Her wineglass glimmered with candlelight as she raised it to her lips.

I said, “What are we going to do?”

“Have dinner.”

“But if he finds this place—”

“He won’t. I’ll make dinner, we’ll eat dinner, and then I’ll play the piano for you. I might even have a second glass of pinot grigio.”

The kitchen was too small to accommodate two cooks when one of them could not be touched and the other must hide his face.

I returned to the wall of windows and looked down into the street. The snow lay deep enough that tires carving through it no longer exposed the bare black pavement in their wake. The man with the German shepherd was most likely home by now.

Across the street, the three Clears were gone from the roofs on which they had stood. I wondered if they had crossed to this building. I considered sliding open a window, leaning out, and looking up for their telltale glow.

Befitting a tower meant to keep safe a priceless treasure, the windows didn’t open. When I rapped my knuckles lightly on a pane, the glass sounded unusually thick. I wondered if it might be bulletproof.

42

FATHER DEAD ONLY MINUTES, THE HAUNTED CITY
shrouded in pale cascades, and no safe way to convey a corpse off the hill and through the city other than perhaps by the secret route accessible only through the great church …

The imposing Gothic facade of St. Saturnius faced onto Cathedral Avenue, and the north flank lay along East Halberg Street.

As bent as a troll and with an apelike gait, the necessity of urgent action keeping despair at bay, I carried the body of my father across my shoulders, turning left onto East Halberg.

Contiguous with the church, a high stone wall encircled three sides of the square-block property. Entrances at strategic points allowed access to the various buildings that were integrated with the wall along its perimeter. All of those ingresses featured arched openings, and above each a statuary figure stood solemn sentinel, inset in the wall. Surmounting the particular archway to which I carried my father’s body stood Saint John the Divine, whose expression of awe was that of a man who saw worlds beyond East Halberg Street.

The wall was so wide that within its uppermost eight feet ran a corridor that connected all the buildings along its perimeter. Here at the base, a seven-foot-deep vestibule lay beyond the archway, illuminated by a single bulb, and at the end of it stood a plain teak-plank door, which would be locked until just before daybreak.

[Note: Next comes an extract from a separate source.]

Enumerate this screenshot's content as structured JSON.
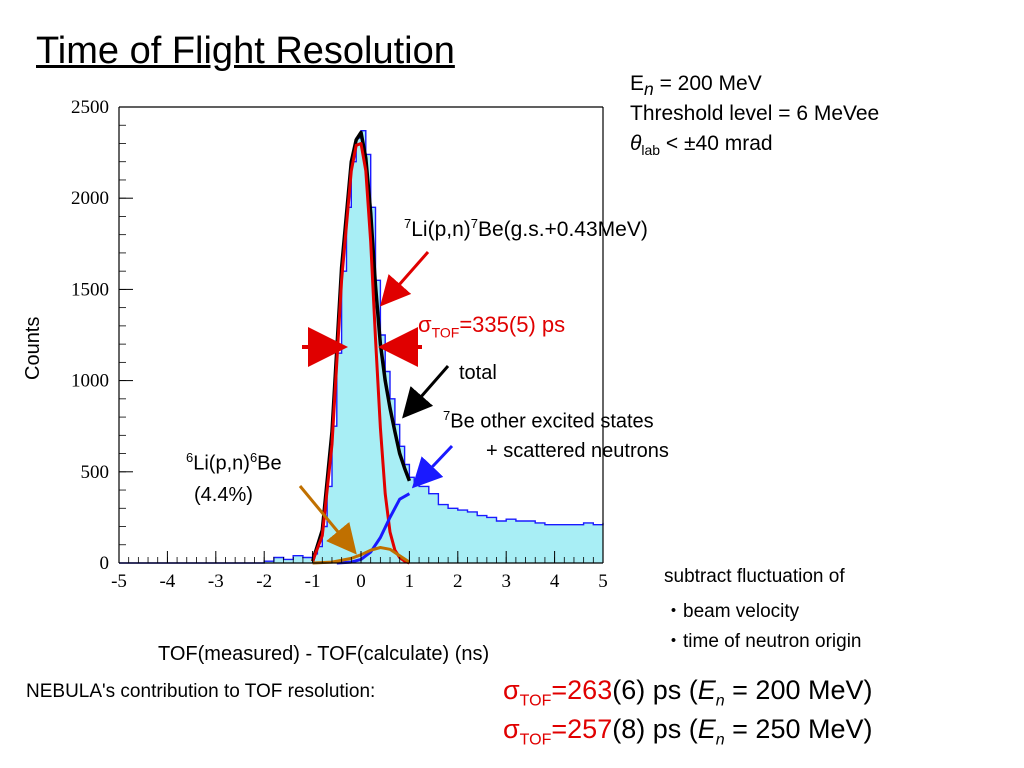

As gently as possible, I lowered Father to the floor of the vestibule and arranged him sitting up with his back to a wall, hands gloved, face wrapped in a scarf. His clothes might have been stuffed with old tattered garments and threadbare towels and socks full of holes, and he a ragman from a children’s story in which he had been becharmed and had come alive and had known great adventures, until he stepped out of fiction into this world, whereupon the magic went out of him.

Sewn into the lining of his raincoat were long pockets in which he kept the gate key that allowed us to enter the library and other buildings from below and the combination hook/prybar with which we could manipulate a manhole cover with ease. These things were mine now, and they were precious to me not merely because they made it easier to move around the city but also, and most of all, because they had belonged to him.

In the center of the vestibule ceiling, a wire cage protected a light bulb. Although it was vandalism, though I regretted the damage, in the interest of survival, I worked at the wire with the prybar until I made an opening wide enough to thrust it through and shatter the bulb. Most of the broken glass remained within the cage, but a few tiny fragments sifted through the sudden darkness, thinner than eggshells, crunching underfoot as I returned to the archway and stood just inside it, gazing out at the street.

I had never known such stillness in the city. Stripped of wind, the unseen sky quietly shed insulation, as if trillions of cold dead stars, severely shrunken in their dying, descended now and brought with them the perfect silence of interstellar space. The eerie hush raised a dread in my heart that I couldn’t name. East Halberg was a wide, white, timeless sward, and I could almost believe that before me lay a vision of a distant era when the city still stood, but when its streets and plazas and parks were drifted over with the finely powdered bones of its former inhabitants.